MANAGUA LETTER:Asking the name of a street can earn you blank stares in a capital city still enduring the dilapidation of a decades-old earthquake
IN MANAGUA it is always Christmas. Nearly every public space has huge poles dangling cables of coloured lights in a garish approximation of Christmas trees brightening up the night all year around.
The reason behind turning the annual Christmas decorations into a permanent feature of the city’s skyline depends on who you ask. Some say it is the government’s way of trying to cheer up the locals – make them feel like it’s Christmas every day, so to speak.
This theory is plausible. Managua is a pretty sorry affair – the shabby capital of Nicaragua, the poorest country in the Americas after devastated Haiti, according to the World Bank.

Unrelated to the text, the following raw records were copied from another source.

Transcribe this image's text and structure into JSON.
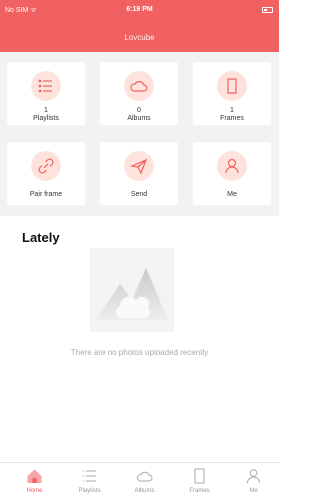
{
  "status": {
    "carrier": "No SIM ᯤ",
    "time": "6:19 PM"
  },
  "header": {
    "title": "Lovcube"
  },
  "cards": [
    {
      "count": "1",
      "label": "Playlists",
      "icon": "list-icon"
    },
    {
      "count": "0",
      "label": "Albums",
      "icon": "cloud-icon"
    },
    {
      "count": "1",
      "label": "Frames",
      "icon": "frame-icon"
    },
    {
      "label": "Pair frame",
      "icon": "link-icon"
    },
    {
      "label": "Send",
      "icon": "send-icon"
    },
    {
      "label": "Me",
      "icon": "person-icon"
    }
  ],
  "lately": {
    "title": "Lately",
    "empty_text": "There are no photos uploaded recently"
  },
  "tabs": [
    {
      "label": "Home",
      "active": true
    },
    {
      "label": "Playlists"
    },
    {
      "label": "Albums"
    },
    {
      "label": "Frames"
    },
    {
      "label": "Me"
    }
  ],
  "colors": {
    "accent": "#f26161",
    "icon_bg": "#fde3dc"
  }
}
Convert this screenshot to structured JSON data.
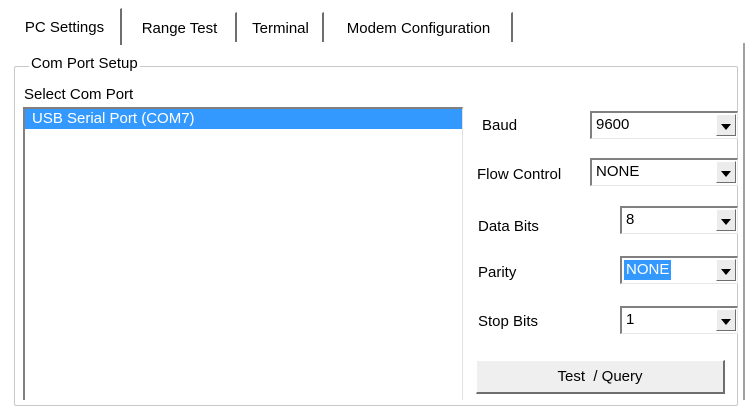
{
  "tabs": [
    {
      "label": "PC Settings",
      "active": true
    },
    {
      "label": "Range Test",
      "active": false
    },
    {
      "label": "Terminal",
      "active": false
    },
    {
      "label": "Modem Configuration",
      "active": false
    }
  ],
  "group": {
    "title": "Com Port Setup",
    "select_label": "Select Com Port",
    "ports": [
      "USB Serial Port (COM7)"
    ]
  },
  "settings": {
    "baud": {
      "label": "Baud",
      "value": "9600"
    },
    "flow_control": {
      "label": "Flow Control",
      "value": "NONE"
    },
    "data_bits": {
      "label": "Data Bits",
      "value": "8"
    },
    "parity": {
      "label": "Parity",
      "value": "NONE"
    },
    "stop_bits": {
      "label": "Stop Bits",
      "value": "1"
    }
  },
  "actions": {
    "test_query": "Test  / Query"
  },
  "icons": {
    "dropdown": "chevron-down-icon"
  },
  "colors": {
    "selection": "#3399ff",
    "face": "#efefef",
    "shadow": "#6e6e6e"
  }
}
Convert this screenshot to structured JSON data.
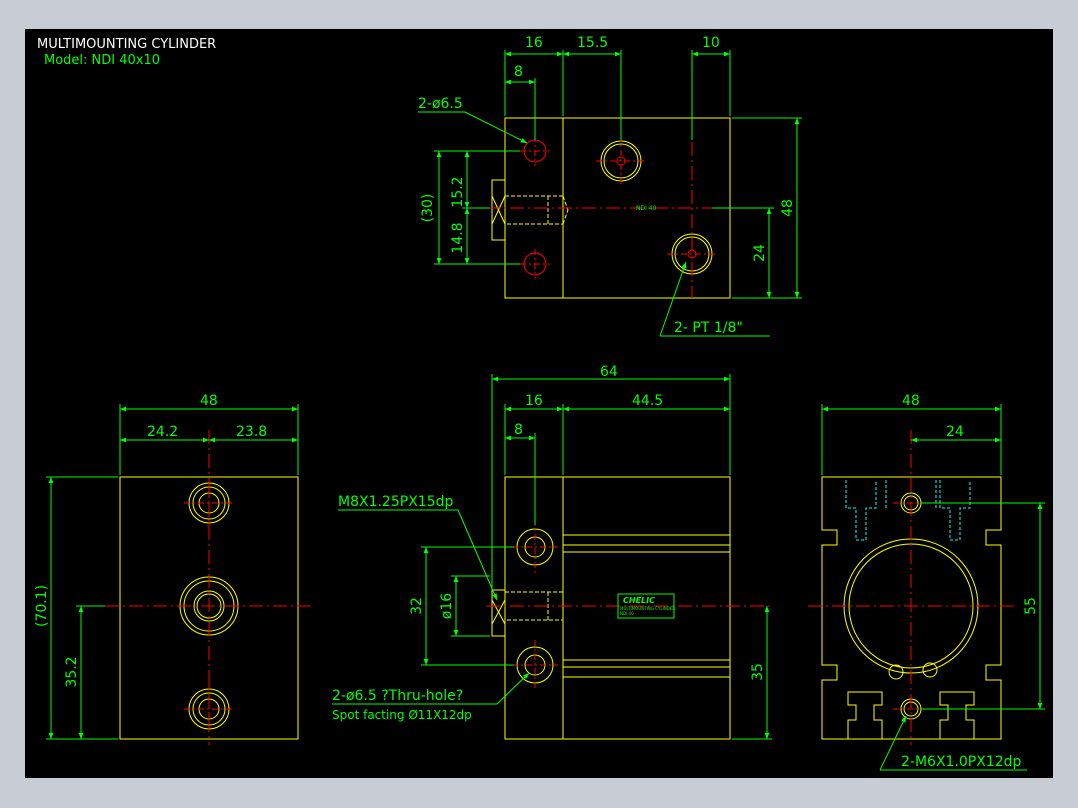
{
  "title": {
    "line1": "MULTIMOUNTING CYLINDER",
    "line2": "Model:  NDI 40x10"
  },
  "top_view": {
    "dims": {
      "d16": "16",
      "d15_5": "15.5",
      "d10": "10",
      "d8": "8",
      "d15_2": "15.2",
      "d14_8": "14.8",
      "d30": "(30)",
      "d48": "48",
      "d24": "24"
    },
    "callouts": {
      "holes": "2-ø6.5",
      "ports": "2-  PT 1/8\""
    },
    "label": "NDI 40"
  },
  "left_view": {
    "dims": {
      "d48": "48",
      "d24_2": "24.2",
      "d23_8": "23.8",
      "d70_1": "(70.1)",
      "d35_2": "35.2"
    }
  },
  "front_view": {
    "dims": {
      "d64": "64",
      "d16": "16",
      "d44_5": "44.5",
      "d8": "8",
      "d32": "32",
      "d16dia": "ø16",
      "d35": "35"
    },
    "callouts": {
      "thread": "M8X1.25PX15dp",
      "holes_line1": "2-ø6.5 ?Thru-hole?",
      "holes_line2": "Spot facting  Ø11X12dp"
    },
    "plate": {
      "brand": "CHELIC",
      "line1": "MULTIMOUNTING CYLINDER",
      "line2": "NDI 40"
    }
  },
  "right_view": {
    "dims": {
      "d48": "48",
      "d24": "24",
      "d55": "55"
    },
    "callouts": {
      "thread": "2-M6X1.0PX12dp"
    }
  }
}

But others will tell you they became permanent fixtures as part of a government effort to stop supporters of the opposition congregating in public spaces.
They did so in large numbers after widespread fraud in local elections in 2008 and President Daniel Ortega had to send in his Sandinista thugs to run them off. The huge metallic trees, according to this theory, are a ruse to stop them returning.
Indeed, instead of stars, many of the trees have signs perched on top with the not-so-festive message “Viva la Revolucion!” Ortega, a bête noir of the Reagan administration during the 1980s, beams down from roadside billboards across the city.
But you have to be careful looking up when driving on the streets of Managua. There is a mafia at work stealing manhole covers for their scrap metal value. Taxi drivers are pretty nifty about swerving around the treacherous traps that would undoubtedly wreck their typically battered cars’ suspensions, but it does lead to several close shaves with cars in the lane alongside you.
This is a dilapidated city – several quiet, upscale neighbourhoods aside – and one that has still not recovered from an earthquake almost four decades ago. The old centre was devastated and is still largely abandoned.
At the site of what was once the bustling central market there is now a deserted open square whose only occupants are a shepherd and some goats munching on the tall grass growing up from the cracks in the concrete.
Nearby is the city’s old cathedral, a ruined monument to the tragedy in which more than 5,000 people died and which left two-thirds of the city’s one million inhabitants homeless. Its structure was designed in and shipped from Belgium in the 1920s, and survived the deadly earthquake of 1931 – only to be wrecked 41 years later.
Once the rubble of the old centre was bulldozed away there was no money to rebuild and anyway, most residents feared to try, moving further out in the hope of finding safety from seismic activity.
Poverty has forced some to return. A few open, deserted blocks away from the ruined cathedral is the neighbourhood of Rubén Darío. Named after one of the greatest poets produced by a people who revere bards like few have since the ancient Greeks, this slum is where he who lives is the one quickest with a pistol, to quote a local saying.
Despite some development in recent decades, if a ghastly new presidential palace can be called that, what was once the city’s heart remains an open wound that looks set never to heal.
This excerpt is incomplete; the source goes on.